Ambling through the first-floor galleries at the Portland Museum of Art last week, my companion noted: “How did the Normandy coast get to be such a tourist spot? It looks like the weather is always awful!”

Indeed, quite a few of the 43 paintings in the PMA’s summer show “The Draw of the Normandy Coast” depict foamy, roiling waves surging under dark and threatening skies.  Perhaps the scariest image, “Stormy Weather at Etretat” by Gustave Courbet, gave me a nervous feeling in the pit of my stomach, as the waves crashing onto the shore look so powerful and dangerous. In fact, while swimming at that very beach, Courbet once rescued another painter’s son from drowning, for Etretat has a strong undercurrent and waves that crash even on calm days.

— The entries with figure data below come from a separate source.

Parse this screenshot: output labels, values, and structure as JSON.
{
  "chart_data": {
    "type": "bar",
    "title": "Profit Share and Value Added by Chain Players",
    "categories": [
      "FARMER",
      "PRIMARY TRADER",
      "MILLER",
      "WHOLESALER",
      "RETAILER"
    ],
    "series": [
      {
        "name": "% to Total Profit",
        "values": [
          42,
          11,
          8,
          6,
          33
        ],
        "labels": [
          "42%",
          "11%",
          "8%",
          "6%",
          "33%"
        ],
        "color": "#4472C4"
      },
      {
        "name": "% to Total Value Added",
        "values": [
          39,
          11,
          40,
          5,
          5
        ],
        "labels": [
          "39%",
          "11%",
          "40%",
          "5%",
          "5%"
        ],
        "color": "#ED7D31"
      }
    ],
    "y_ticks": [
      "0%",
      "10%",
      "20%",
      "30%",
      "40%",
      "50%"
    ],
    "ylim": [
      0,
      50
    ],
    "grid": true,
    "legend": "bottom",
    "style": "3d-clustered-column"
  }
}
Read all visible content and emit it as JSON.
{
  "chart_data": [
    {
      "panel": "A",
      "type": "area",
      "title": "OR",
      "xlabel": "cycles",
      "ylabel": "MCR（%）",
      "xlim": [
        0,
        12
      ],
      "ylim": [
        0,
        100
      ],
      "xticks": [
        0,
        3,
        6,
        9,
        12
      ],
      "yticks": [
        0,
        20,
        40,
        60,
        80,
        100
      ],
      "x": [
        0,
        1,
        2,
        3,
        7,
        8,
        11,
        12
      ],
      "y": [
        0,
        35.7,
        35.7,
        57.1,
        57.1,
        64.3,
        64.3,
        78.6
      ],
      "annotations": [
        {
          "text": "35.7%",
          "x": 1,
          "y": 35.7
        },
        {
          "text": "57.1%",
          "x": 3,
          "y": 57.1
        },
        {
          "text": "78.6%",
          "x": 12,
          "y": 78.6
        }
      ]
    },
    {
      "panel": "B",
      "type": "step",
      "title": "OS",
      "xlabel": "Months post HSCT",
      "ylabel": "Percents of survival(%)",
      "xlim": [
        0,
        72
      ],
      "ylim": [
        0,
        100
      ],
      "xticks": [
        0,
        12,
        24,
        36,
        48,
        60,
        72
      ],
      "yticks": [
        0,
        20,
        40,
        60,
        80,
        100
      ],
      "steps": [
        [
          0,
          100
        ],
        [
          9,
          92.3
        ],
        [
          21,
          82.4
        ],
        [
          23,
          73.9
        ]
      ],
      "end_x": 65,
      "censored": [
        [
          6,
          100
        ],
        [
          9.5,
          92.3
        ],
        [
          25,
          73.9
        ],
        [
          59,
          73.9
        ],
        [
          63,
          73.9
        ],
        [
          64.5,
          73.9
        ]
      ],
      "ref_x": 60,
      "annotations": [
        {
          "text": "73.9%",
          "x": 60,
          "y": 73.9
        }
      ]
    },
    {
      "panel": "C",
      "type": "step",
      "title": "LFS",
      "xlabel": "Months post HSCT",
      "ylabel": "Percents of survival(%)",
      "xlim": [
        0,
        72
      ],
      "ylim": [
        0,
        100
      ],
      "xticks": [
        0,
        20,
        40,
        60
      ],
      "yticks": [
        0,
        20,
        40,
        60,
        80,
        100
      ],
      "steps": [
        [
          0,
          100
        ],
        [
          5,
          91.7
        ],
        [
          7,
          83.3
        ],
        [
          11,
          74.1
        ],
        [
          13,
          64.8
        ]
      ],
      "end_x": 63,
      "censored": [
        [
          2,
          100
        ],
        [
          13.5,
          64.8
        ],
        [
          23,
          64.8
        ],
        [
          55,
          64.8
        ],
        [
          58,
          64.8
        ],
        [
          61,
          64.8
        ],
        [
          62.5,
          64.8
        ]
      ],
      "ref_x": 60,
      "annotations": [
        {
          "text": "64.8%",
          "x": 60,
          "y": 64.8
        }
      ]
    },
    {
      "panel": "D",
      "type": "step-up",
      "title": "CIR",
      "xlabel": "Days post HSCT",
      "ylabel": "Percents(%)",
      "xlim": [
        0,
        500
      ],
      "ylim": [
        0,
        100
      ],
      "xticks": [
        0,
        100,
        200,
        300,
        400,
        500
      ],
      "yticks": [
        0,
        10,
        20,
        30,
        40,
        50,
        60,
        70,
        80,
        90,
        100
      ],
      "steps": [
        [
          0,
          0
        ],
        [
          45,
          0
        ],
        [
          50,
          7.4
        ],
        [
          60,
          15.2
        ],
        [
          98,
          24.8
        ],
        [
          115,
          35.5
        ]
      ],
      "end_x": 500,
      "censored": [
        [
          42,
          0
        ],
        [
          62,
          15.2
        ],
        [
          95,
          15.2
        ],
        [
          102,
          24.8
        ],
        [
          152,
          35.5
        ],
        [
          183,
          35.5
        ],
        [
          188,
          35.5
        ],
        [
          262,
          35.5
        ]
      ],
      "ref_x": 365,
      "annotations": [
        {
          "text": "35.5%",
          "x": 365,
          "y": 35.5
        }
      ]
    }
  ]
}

"Stormy Weather at Etretat," by Gustave Courbet, circa 1869

The often wild, always changeable weather of the Normandy coast, which is buffeted by winds off the English Channel, was a draw for artists in the mid-1800s; it gave them “an appealing, challenging spectrum of light effects to capture on canvas," the show’s curator, Margaret Burgess, writes in the catalog. The area’s limestone cliffs and their sea-eroded arches made pretty subjects for paintings — especially when the artists edited out the messy old fishing boats and inconvenient washerwomen who came at low tide to do laundry in the shoreside springs.